代写机器学习算法,对图像进行分类处理。
Introduction
The objective of this assignment is to develop and evaluate several algorithms
for classifying images of handwritten digits. You will work with a simplified
version of the famous MNIST data set: a collection of 2707 digits represented
by vectors of 256 numbers that represent 16x16 images. The data is split into
a training set (1707 images) and a test set (1000 images). These data sets are
stored in 4 files: train in.csv, train out.csv, test in.csv, test out.csv,
where in and out refer to the input records (images) and the corresponding
digits (class labels), respectively. These files are stored in data.zip.
You may find more information about the original problem of handwritten digit
recognition, more data sets and an overview of accuracies of best classifiers
(it is about 99.6%!) at http://yann.lecun.com/exdb/mnist/
.
Task 1: Analyze distances between images
The purpose of this task is to develop some intuitions about clouds of points
in highly dimensional spaces. In particular, you are supposed to develop a
very simple algorithm for classifying hand-written digits.
Let us start with developing a simple distance-based classifier. For each
digit d, d = 0, 1, ... , 9,
let us consider a cloud of points in 256
dimensional space, which consists of all training images (vectors) that
represent d. Then, for each cloud we can calculate its center, which is just a
256-dimensional vector of means over all coordinates of vectors that belong
to. Once we have these centers, we can easily classify new images: to classify
an image, calculate the distance from the vector that represents this image to
each of the 10 centers; select as a label the closest one. But first let us
take a closer look at out data.
For each cloud, d = 0, 1, ... , 9,
calculate its center, and the radius.
The radius is defined as the biggest distance between the center and points.
Additionally, find the number of points that belong to. Clearly, at this stage
you are supposed to work with the training set only.
Next, calculate the distances between the centers of the 10 clouds. Given all
these distances, try to say something about the expected accuracy of your
classifier. What pairs of digits seem to be most difficult to separate?
Task 2: Implement and evaluate the simplest classifier
Now, given the centers of 10 clouds, you should implement the simplest
distance-based classifier that was described above. Apply your classifier to
all points from the training set and calculate the percentage of correctly
classified digits. Do the same with the test set, using the centers that were
calculated from the training set. In both cases, generate a confusion matrix
which should provide a deeper insight into classes that are difficult to
separate. A confusion matrix is here a 10-by-10 matrix. Which digits were most
difficult to classify correctly? For calculating and visualising confusion
matrices you may use the sklearn package. Describe your findings. Compare
performance of your classifier on the train and test sets. How do the results
compare to the observations you’ve made in Step 1? How would you explain it?
So far, we have implicitly assumed that you have measured the distance between
two vectors with help of the Euclidean distance measure.
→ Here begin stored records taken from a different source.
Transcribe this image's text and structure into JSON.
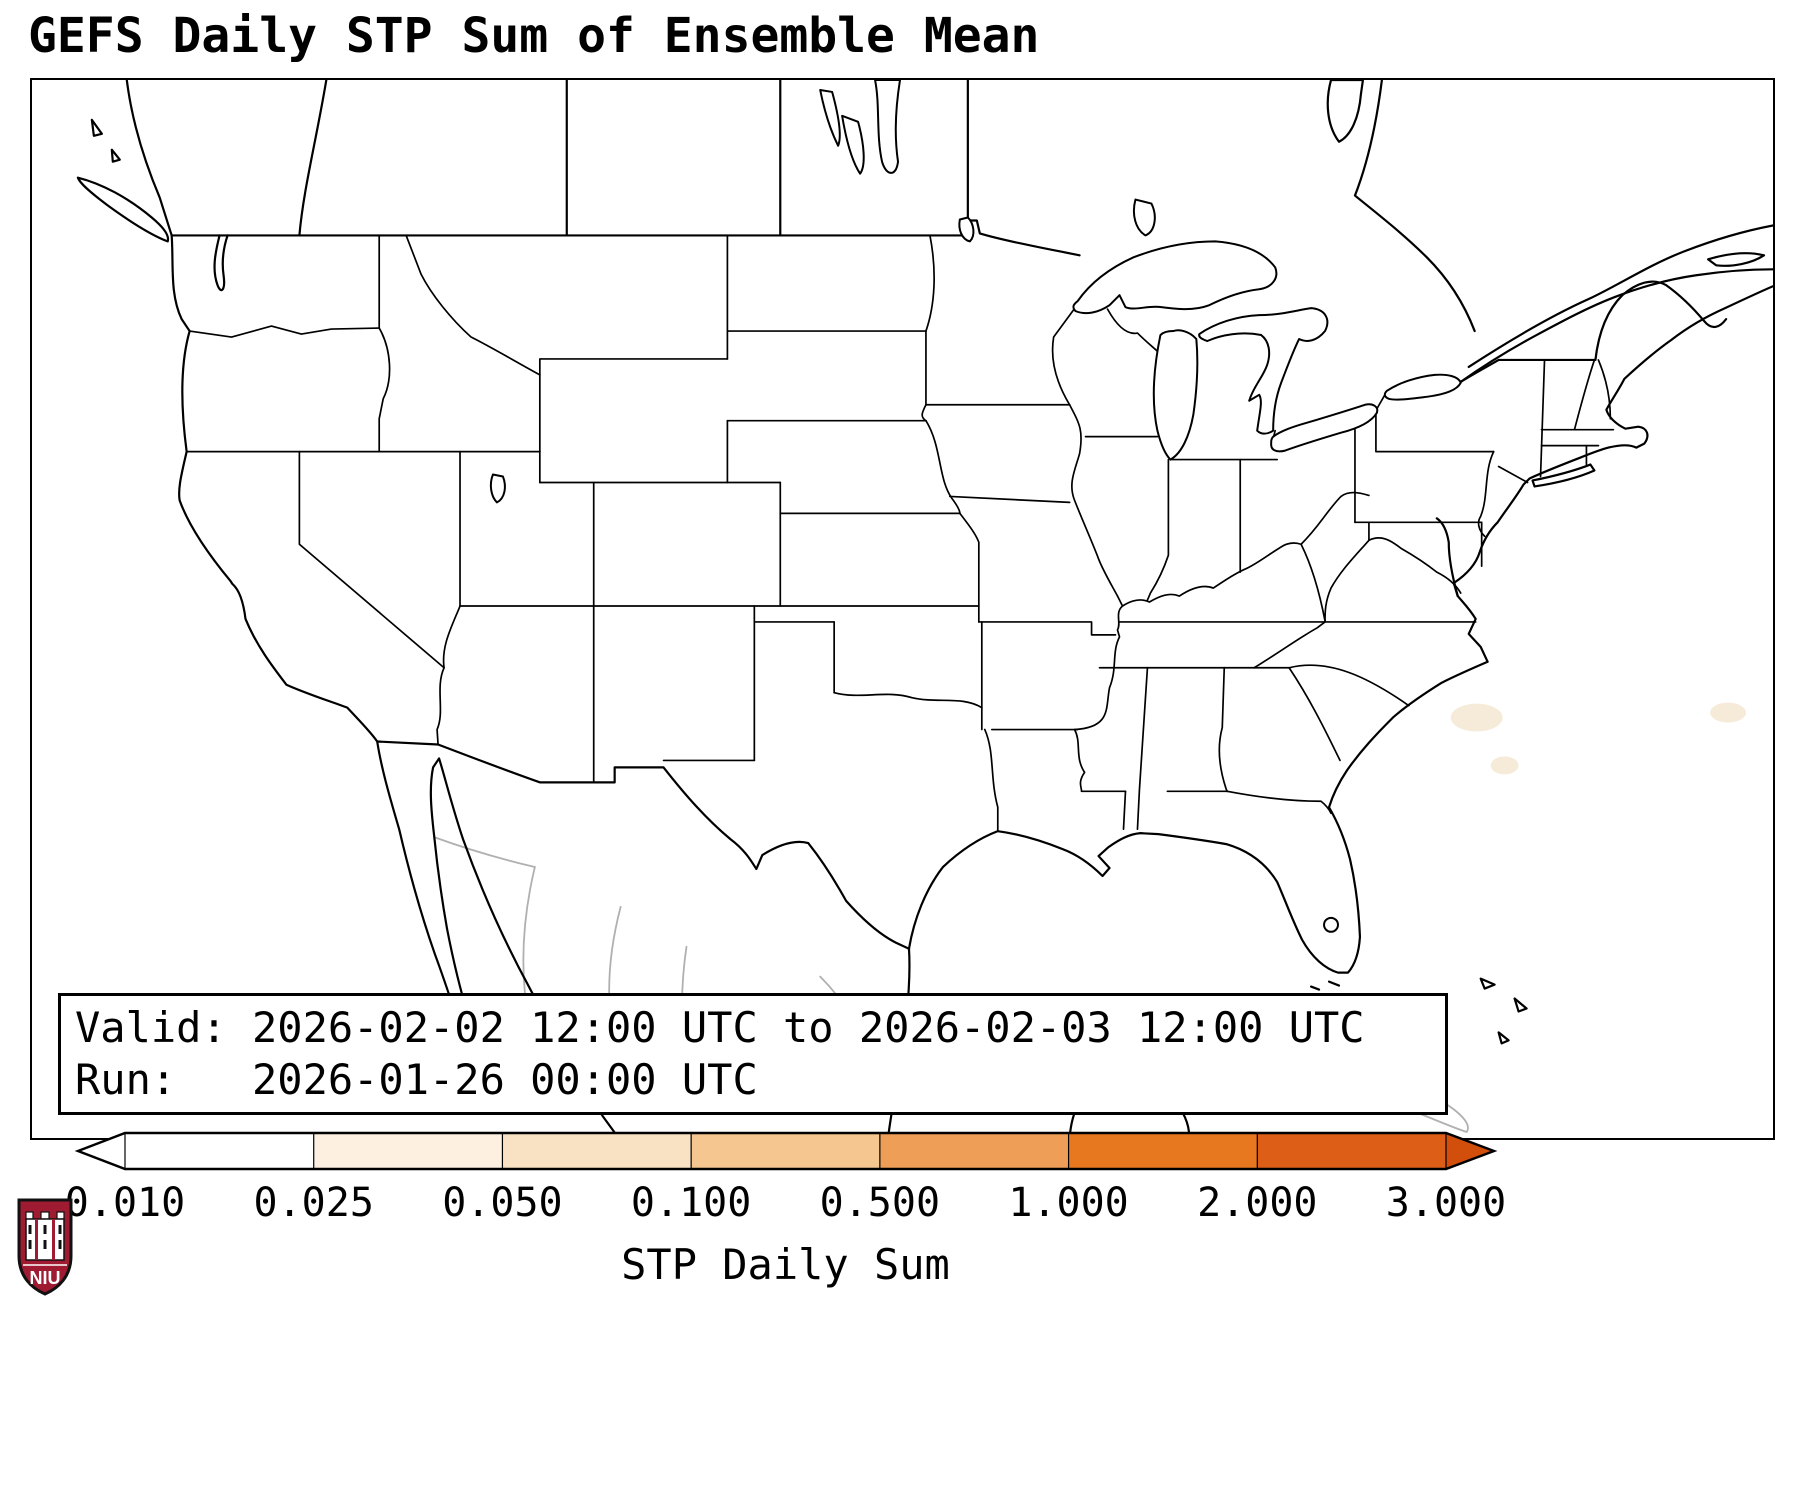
{
  "title": "GEFS Daily STP Sum of Ensemble Mean",
  "info_box": {
    "valid": "Valid: 2026-02-02 12:00 UTC to 2026-02-03 12:00 UTC",
    "run": "Run:   2026-01-26 00:00 UTC"
  },
  "colorbar": {
    "label": "STP Daily Sum",
    "ticks": [
      "0.010",
      "0.025",
      "0.050",
      "0.100",
      "0.500",
      "1.000",
      "2.000",
      "3.000"
    ],
    "segment_colors": [
      "#ffffff",
      "#fdf0e1",
      "#f9e2c3",
      "#f6c690",
      "#ef9e57",
      "#e87820",
      "#dd5f17"
    ],
    "left_arrow_color": "#ffffff",
    "right_arrow_color": "#d14e0b",
    "outline_color": "#000000"
  },
  "logo": {
    "text": "NIU",
    "shield_color": "#9e1b32"
  }
}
However, this is not
the only choice. Rerun your code using alternative distance measures that are
implemented in sklearn.metrics.pairwise.pairwise distances. Which distance
measure provided best results (on the test set)?
Task 3: Implement a Bayes Rule classifier
Now approach the problem in the same way as in the “a” or “b”? example that
was discussed during the course. To keep things simple, limit yourself to
images of two digits only, for example, 5 and 7. Which feature do you want to
use to discriminate between the two classes? Create corresponding histograms
and calculate the terms P (X|C) and P (C) so you could apply the Bayes rule to
both the train and the test set. What accuracy have you achieved?
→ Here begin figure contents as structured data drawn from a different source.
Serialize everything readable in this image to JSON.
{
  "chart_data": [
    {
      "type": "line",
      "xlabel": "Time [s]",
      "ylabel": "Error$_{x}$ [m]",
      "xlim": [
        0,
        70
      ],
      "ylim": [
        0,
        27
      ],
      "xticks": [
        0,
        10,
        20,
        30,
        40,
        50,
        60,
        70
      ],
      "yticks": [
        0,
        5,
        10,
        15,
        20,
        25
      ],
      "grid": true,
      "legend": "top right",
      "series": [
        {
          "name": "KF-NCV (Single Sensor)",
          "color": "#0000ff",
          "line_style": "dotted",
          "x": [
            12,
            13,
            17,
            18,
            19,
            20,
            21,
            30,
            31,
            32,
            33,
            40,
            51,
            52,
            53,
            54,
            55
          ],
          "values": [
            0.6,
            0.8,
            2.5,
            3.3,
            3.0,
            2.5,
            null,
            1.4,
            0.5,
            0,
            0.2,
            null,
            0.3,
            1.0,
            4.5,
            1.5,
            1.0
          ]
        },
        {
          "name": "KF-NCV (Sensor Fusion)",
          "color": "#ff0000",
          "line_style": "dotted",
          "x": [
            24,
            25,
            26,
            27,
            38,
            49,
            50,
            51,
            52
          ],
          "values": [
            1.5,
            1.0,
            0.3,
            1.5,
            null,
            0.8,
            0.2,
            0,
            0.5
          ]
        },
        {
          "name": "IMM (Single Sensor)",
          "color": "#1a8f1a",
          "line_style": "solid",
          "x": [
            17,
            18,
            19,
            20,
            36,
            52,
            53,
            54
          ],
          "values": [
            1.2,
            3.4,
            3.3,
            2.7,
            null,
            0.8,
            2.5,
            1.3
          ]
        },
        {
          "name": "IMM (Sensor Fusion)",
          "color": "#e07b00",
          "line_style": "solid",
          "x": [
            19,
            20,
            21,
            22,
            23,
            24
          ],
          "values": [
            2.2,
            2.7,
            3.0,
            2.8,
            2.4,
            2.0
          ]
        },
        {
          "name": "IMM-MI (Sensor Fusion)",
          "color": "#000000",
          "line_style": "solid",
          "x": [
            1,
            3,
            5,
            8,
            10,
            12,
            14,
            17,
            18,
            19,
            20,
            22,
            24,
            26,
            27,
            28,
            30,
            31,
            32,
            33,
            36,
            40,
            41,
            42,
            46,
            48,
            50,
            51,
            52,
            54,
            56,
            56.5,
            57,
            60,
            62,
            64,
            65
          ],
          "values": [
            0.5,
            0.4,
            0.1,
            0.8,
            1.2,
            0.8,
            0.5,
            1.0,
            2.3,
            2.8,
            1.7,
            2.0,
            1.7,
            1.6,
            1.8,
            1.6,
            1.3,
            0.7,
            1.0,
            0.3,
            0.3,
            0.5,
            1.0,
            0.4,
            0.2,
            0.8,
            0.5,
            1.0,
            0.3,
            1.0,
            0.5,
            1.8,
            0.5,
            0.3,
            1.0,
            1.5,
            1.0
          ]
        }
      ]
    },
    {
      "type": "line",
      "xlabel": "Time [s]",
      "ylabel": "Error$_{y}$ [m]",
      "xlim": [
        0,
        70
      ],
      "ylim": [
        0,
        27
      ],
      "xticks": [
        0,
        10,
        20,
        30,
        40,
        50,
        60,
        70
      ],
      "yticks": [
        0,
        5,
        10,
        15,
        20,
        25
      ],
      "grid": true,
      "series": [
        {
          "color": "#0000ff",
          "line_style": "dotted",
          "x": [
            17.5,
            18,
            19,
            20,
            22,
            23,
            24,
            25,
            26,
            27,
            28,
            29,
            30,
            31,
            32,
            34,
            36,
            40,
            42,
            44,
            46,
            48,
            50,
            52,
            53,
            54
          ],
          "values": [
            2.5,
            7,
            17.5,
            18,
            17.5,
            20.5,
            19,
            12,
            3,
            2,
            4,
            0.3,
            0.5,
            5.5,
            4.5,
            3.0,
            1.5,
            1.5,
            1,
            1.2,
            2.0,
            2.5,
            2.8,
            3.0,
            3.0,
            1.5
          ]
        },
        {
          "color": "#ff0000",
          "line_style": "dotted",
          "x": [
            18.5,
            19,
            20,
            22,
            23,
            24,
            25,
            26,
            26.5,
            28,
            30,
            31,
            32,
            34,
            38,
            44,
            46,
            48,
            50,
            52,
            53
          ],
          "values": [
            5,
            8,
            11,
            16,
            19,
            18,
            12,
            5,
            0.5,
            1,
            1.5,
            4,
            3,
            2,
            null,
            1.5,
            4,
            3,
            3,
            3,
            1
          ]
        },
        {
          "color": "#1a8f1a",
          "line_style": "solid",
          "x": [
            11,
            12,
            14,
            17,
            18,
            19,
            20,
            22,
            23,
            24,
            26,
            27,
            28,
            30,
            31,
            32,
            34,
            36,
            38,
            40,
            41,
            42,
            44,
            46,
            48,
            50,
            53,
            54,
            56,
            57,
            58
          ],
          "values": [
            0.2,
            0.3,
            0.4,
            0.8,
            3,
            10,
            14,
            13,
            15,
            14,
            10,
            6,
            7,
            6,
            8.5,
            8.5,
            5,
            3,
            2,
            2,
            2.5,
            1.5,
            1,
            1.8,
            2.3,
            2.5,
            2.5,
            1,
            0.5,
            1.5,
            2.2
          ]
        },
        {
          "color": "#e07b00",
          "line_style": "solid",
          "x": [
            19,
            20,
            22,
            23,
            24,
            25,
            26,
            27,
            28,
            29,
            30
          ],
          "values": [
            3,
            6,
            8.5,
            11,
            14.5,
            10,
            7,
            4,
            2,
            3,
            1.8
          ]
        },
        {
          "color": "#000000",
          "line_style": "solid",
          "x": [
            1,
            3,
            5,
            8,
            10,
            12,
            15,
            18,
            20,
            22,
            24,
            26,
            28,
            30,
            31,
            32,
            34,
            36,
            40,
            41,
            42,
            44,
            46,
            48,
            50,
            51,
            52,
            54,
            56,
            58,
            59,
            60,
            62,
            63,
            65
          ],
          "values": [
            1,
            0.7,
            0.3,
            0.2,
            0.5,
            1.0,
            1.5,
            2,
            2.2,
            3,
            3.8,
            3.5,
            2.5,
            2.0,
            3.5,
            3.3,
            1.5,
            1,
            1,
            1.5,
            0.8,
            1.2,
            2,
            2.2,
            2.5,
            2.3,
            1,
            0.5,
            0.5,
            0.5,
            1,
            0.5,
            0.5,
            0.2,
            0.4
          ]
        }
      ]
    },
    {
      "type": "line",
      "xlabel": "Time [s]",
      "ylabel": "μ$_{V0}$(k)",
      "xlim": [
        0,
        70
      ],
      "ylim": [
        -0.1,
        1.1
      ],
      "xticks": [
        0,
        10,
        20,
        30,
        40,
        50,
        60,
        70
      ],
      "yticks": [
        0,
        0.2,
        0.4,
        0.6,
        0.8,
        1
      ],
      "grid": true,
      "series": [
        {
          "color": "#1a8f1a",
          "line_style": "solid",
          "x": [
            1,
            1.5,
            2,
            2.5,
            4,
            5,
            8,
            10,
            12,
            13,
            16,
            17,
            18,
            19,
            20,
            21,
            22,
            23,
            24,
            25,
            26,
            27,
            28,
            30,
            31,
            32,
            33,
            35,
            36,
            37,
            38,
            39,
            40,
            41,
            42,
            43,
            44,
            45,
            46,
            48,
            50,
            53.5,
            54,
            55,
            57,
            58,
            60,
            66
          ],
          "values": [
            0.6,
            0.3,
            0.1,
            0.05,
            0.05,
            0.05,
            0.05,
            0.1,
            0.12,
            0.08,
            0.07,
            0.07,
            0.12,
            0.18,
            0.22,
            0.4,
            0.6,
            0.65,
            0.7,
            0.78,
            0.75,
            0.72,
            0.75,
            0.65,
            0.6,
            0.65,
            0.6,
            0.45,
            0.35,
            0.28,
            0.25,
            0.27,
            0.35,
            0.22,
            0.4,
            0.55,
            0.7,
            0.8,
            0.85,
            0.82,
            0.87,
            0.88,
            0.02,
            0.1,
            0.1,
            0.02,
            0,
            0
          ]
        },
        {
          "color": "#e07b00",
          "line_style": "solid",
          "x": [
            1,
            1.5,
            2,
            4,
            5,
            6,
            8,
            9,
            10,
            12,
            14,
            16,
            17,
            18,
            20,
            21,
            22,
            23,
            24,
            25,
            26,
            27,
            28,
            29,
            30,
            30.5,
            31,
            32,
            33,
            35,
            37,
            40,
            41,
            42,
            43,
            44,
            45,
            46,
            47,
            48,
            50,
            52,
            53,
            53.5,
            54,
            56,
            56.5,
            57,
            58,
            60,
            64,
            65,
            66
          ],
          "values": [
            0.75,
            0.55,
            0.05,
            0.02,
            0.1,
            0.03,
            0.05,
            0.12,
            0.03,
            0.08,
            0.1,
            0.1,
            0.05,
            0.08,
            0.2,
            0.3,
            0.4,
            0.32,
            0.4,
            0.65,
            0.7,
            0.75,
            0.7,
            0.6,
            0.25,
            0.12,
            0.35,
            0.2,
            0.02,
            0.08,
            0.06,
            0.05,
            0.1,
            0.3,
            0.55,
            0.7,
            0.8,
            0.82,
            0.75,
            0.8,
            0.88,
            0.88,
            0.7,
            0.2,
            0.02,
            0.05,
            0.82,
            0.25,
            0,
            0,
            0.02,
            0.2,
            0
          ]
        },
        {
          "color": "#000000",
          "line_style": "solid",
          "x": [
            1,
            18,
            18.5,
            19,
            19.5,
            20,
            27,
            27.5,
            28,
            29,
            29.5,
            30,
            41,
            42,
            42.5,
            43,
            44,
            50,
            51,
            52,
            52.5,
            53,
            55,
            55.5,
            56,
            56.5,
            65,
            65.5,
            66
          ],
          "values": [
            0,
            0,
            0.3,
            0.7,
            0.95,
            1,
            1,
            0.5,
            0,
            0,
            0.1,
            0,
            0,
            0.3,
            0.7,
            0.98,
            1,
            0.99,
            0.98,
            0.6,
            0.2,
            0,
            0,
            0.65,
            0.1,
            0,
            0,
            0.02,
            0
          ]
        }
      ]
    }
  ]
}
Task 4: Implement a multi-class perceptron algorithm
Implement (from scratch) a multi-class perceptron training algorithm (to be
discussed on
15 Feb.) and use it for training a single layer perceptron with 10 nodes (one
per digit), each node having 256+1 inputs and 1 output. Train your network on
the train set and evaluate on both the train and the test set, in the same way
as you did in the previous steps.
Task 5: Find the best possible model with existing software
This is probably the most rewarding, but also time consuming activity. Study
the first two chapters of the book
http://neuralnetworksanddeeplearning.com/index.html
and play with the
software that is discussed in these two chapters. When you mastered this
software, modify and apply it to our original problem: find the best
classifier, trained on our small train set (with 1707 records) and test it on
the test set (with 1000 records).
Summarize your results in a table: the algorithms that you tried, key
parameters you used, the obtained accuracies on the train and test sets.
Organization
Your solution should consist of a report in the pdf format (at most 10 pages)
and neatly organized code that you’ve used in your experiments (but no data)
so we could reproduce your results.
More details about the submission procedure and evaluation criteria will
follow soon-we are working on a new method that will require your substantial
involvement in the evaluation process!